Dokter keluarga adalah dokter praktek umum yang menyelenggarakan pelayanan
primer yang komprehensif, kontinyu, menutamakan pencegahan, koordinatif,
mempertimbangkan keluarga, komunitas dan lingkungannya dilandasi keterampilan dan
keilmuan yang mapan. Pelayanan Dokter Keluarga melibatkan Dokter Keluarga (DK)
sebagai penyaring di tingkat primer, dokter Spesialis (DSp) di tingkat pelayanan
sekunder, rumah sakit rujukan, dan pihak pendana yang kesemuanya bekerja sama
dibawah naungan peraturan dan perundangan. Pelayanan diberikan kepada semua
pasien tanpa memandang jenis kelamin, usia ataupun jenis penyakitnya.
Tugas Dokter Keluarga:
1) Menyelenggarakan pelayanan primer secara paripurna menyuruh, dan bermutu guna
penapisan untuk pelayanan spesialistik yang diperlukan, 2)Mendiagnosis secara cepat
dan memberikan terapi secara cepat dan tepat, 3)Memberikan pelayanan kedokteran
secara aktif kepada pasien pada saat sehat dan sakit, 4) Memberikan pelayanan
kedokteran kepada individu dan keluarganya, 5) Membina keluarga pasien untuk
berpartisipasi dalam upaya peningkatan taraf kesehatan, pencegahan penyakit,
pengobatan dan rehabilitasi, 6) Menangani penyakit akut dan kronik, 7) Melakukan
tindakan tahap awal kasus berat agar siap dikirim ke RS, 8) Tetap bertanggung-jawab
atas pasien yang dirujukan ke Dokter Spesialis atau dirawat di RS, 9)Memantau pasien
yang telah dirujuk atau di konsultasikan, 10) Bertindak sebagai mitra, penasihat dan
konsultan bagi pasiennya, 11) Mengkordinasikan pelayanan yang diperlukan untuk
kepentingan pasien, 12) Menyelenggarakan rekam Medis yang memenuhi
standar, 13) Melakukan penelitian untuk mengembang ilmu kedokteran secara umum
dan ilmu kedokteran keluarga secara khusus.
Wewenang Dokter Keluarga:
1) Menyelenggarakan Rekam Medis yang memenuhi standar, 2) Melaksanakan
pendidikan kesehatan bagi masyarakat, 3) Melaksanakan tindak pencegahan
penyakit, 4) Mengobati penyakit akut dan kronik di tingkat primer, 5)Mengatasi
keadaan gawat darurat pada tingkat awal, 6) Melakukan tindak prabedah, beda minor,
rawat pascabedah di unit pelayanan primer, 7)Melakukan perawatan
sementara, 8) Menerbitkan surat keterangan medis, 9)Memberikan masukan untuk
keperluan pasien rawat inap, 10) Memberikan perawatan dirumah untuk keadaan
khusus.
Kompetensi Dokter Keluarga:
Dokter keluarga harus mempunyai kompetensi khusus yang lebih dari pada seorang
lulusan fakultas kedokteran pada umumnya.

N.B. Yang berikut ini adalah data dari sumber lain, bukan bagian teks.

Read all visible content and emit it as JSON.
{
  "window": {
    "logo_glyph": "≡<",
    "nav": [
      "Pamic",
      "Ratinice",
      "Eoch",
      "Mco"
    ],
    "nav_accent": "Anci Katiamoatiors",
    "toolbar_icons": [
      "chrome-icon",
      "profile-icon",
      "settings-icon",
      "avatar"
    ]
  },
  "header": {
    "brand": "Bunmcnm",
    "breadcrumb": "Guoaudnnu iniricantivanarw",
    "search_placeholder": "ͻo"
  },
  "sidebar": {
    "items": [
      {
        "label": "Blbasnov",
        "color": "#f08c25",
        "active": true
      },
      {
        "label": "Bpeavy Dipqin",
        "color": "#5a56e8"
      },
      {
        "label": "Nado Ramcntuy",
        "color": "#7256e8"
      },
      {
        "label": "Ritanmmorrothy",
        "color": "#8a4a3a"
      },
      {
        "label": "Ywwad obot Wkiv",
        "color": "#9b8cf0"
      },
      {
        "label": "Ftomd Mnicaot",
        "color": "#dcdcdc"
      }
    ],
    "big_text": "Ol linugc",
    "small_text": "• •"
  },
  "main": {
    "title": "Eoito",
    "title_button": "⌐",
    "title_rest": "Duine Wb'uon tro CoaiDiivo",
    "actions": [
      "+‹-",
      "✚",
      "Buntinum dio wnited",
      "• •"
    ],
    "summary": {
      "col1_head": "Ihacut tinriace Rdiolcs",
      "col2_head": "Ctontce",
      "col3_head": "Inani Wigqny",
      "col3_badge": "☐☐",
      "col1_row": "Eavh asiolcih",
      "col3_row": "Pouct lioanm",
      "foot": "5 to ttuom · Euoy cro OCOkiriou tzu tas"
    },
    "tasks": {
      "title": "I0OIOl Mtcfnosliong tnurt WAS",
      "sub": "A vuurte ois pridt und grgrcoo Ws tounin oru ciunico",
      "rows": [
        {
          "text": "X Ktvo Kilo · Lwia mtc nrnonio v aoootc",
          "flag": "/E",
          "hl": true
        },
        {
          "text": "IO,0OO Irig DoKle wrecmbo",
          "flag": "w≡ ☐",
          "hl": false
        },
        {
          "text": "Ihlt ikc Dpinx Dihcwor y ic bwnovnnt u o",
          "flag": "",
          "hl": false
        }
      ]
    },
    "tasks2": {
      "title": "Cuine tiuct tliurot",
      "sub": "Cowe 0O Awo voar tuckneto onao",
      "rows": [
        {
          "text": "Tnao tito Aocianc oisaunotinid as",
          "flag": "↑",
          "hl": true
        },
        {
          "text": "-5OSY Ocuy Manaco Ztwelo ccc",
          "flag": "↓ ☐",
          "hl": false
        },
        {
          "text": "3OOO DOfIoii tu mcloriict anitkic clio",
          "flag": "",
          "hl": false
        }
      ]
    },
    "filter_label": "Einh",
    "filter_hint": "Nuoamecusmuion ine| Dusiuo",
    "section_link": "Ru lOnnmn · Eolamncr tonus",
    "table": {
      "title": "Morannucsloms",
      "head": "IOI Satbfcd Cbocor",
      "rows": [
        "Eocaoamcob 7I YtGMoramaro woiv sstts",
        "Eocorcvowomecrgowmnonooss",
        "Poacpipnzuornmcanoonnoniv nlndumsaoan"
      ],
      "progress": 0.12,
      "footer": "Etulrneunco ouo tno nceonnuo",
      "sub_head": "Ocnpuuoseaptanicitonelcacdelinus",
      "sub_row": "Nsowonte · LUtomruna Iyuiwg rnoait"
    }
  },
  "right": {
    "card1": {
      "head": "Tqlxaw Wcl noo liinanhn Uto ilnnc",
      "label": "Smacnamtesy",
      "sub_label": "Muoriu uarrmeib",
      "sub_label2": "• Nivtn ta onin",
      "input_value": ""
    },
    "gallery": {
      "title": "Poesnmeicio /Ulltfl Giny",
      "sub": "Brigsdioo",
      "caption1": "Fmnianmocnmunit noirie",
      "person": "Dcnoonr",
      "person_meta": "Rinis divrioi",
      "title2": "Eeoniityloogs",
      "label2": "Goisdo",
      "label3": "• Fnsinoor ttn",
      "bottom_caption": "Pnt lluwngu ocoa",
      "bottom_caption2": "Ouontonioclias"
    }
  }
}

Kompetensi khusus inilah yang perlu
dilatihkan melalui program perlatihan ini. Yang dicantumkan disini hanyalah
kompetensi yang harus dimiliki oleh setiap Dokter Keluarga secara garis besar. Rincian
memgenai kompetensi ini, yang dijabarkan dalam bentuk tujuan pelatihan, akan
tercantum dibawah judul setiap modul pelatihan yang terpisah dalam berkas tersendiri
karena akan lebih sering disesuaikan dengan perkembangan ilmu dan teknologi
kedokteran.
a) Menguasai dan mampu menerapkan konsep operasional kedokteran
keluarga, b) Menguasai pengetahuan dan mampu menerapkan ketrampilan klinik dalam
pelayanan kedokteran keluarga, c) Menguasai ketrampilan berkomunikasi,
menyelenggarakan hubungan profesional dokter- pasien untuk :
(a) Secara efektif berkomunikasi dengan pasien dan semua anggota keluarga dengan
perhatian khusus terhadap peran dan risiko kesehatan keluarga, (b)Secara efektif
memanfaatkan kemampuan keluarga untuk berkerjasana menyelesaikan masalah
kesehatan, peningkatan kesehatan, pencegahan dan penyembuhan penyakit, serta
pengawasan dan pemantauan risiko kesehatan keluarga, (c) Dapat bekerjasama secara
profesional secara harmonis dalam satu tim pada penyelenggaraan pelayanan
kedokteran/kesehatan.
A. Memiliki keterampilan manajemen pelayanan kliniks.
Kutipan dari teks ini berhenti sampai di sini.